Margaret Riley, professor of law, public health sciences, and public policy at the University of Virginia, has written about similar efforts at the federal level, noting the Trump-Vance administration’s push to subpoena multiple hospitals’ records of gender-affirming care for trans patients despite no claims — or proof — that a crime was committed.

It has “sown fear and concern, both among people whose information is sought and among the doctors and other providers who offer such care. Some health providers have reportedly decided to no longer provide gender-affirming care to minors as a result of the inquiries, even in states where that care is legal.” She wrote in an article on the Conversation, where she goes further, pointing out that the push, mostly from conservative members of the government, are pushing extracting this private information “while giving no inkling of any alleged crimes that may have been committed.”

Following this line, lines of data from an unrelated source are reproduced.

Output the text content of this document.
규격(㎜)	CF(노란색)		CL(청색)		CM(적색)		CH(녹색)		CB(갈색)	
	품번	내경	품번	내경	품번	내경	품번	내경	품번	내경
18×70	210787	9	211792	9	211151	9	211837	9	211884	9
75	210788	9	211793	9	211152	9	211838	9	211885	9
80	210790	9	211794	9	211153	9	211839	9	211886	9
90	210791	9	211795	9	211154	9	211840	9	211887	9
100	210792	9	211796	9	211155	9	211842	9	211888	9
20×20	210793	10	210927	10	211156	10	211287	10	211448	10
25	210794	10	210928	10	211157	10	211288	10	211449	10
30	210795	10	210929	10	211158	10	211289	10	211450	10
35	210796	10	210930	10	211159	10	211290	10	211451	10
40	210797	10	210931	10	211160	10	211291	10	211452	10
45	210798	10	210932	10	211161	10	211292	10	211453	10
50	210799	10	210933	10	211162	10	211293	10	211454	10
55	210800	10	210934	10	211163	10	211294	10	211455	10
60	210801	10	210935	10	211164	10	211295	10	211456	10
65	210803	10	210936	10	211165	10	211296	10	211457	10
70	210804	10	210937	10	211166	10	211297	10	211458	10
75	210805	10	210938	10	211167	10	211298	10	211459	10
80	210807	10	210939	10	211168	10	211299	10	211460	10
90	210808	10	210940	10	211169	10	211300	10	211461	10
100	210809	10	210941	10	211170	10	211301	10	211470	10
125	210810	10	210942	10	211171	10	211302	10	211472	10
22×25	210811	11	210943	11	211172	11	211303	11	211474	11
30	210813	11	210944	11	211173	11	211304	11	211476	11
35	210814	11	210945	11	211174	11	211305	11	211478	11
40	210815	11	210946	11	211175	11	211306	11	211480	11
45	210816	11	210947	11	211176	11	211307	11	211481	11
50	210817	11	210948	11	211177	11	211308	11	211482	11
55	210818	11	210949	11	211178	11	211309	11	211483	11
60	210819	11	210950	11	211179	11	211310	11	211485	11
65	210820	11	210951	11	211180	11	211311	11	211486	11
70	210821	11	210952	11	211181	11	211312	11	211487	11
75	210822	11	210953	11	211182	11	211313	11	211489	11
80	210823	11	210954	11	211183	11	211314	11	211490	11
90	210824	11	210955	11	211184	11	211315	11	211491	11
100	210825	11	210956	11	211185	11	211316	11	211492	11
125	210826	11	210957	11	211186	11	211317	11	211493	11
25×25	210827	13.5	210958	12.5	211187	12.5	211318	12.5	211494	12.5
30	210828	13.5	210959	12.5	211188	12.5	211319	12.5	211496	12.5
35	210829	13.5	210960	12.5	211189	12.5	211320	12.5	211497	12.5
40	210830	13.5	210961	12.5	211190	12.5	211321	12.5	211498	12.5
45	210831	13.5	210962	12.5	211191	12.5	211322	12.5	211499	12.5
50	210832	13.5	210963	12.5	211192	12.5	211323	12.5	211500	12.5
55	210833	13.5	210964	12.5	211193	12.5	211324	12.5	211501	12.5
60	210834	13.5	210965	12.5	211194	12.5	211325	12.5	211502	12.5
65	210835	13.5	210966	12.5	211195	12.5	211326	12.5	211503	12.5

State Rep. Jeremy Faison (R-Cosby), the bill’s sponsor, said in a press conference two weeks ago that he has met dozens of individuals who sought to transition genders and ultimately detransitioned. In committee, an individual testified in support of the bill, claiming that while insurance paid for gender-affirming care, detransition care was not covered.

“I believe that we as a society are going to look back on this time that really burst out in 2014 and think, ‘Dear God, What were we thinking? This was as dumb as frontal lobotomies,’” Faison said of gender-affirming care. “I think we’re going to look back on society one day and think that.”

Jennifer Levi, GLAD Law’s senior director of Transgender and Queer Rights, shared with PBS last year that legislation like this changes the entire concept of HIPAA rights for trans Americans in ways that are invasive and unnecessary.

“It turns doctor-patient confidentiality into government surveillance,” Levi said, later emphasizing this will cause fewer people to seek out the care that they need. “It’s chilling.”

The Washington Blade reached out to the American Civil Liberties Union of Tennessee, which shared this statement from Executive Director Miriam Nemeth:

“HB 754/SB 676 continues the ugly legacy of Tennessee legislators’ attacks on the lives of transgender Tennesseans. Most Tennesseans, regardless of political views, oppose government databases tracking medical decisions made between patients and their doctors. The same should be true here. The state does not threaten to end the livelihood of doctors and fine them $150,000 for safeguarding the sensitive information of people with diabetes, depression, cancer, or other conditions. Trans people and intersex people deserve the same safety, privacy, and equal treatment under the law as everyone else.”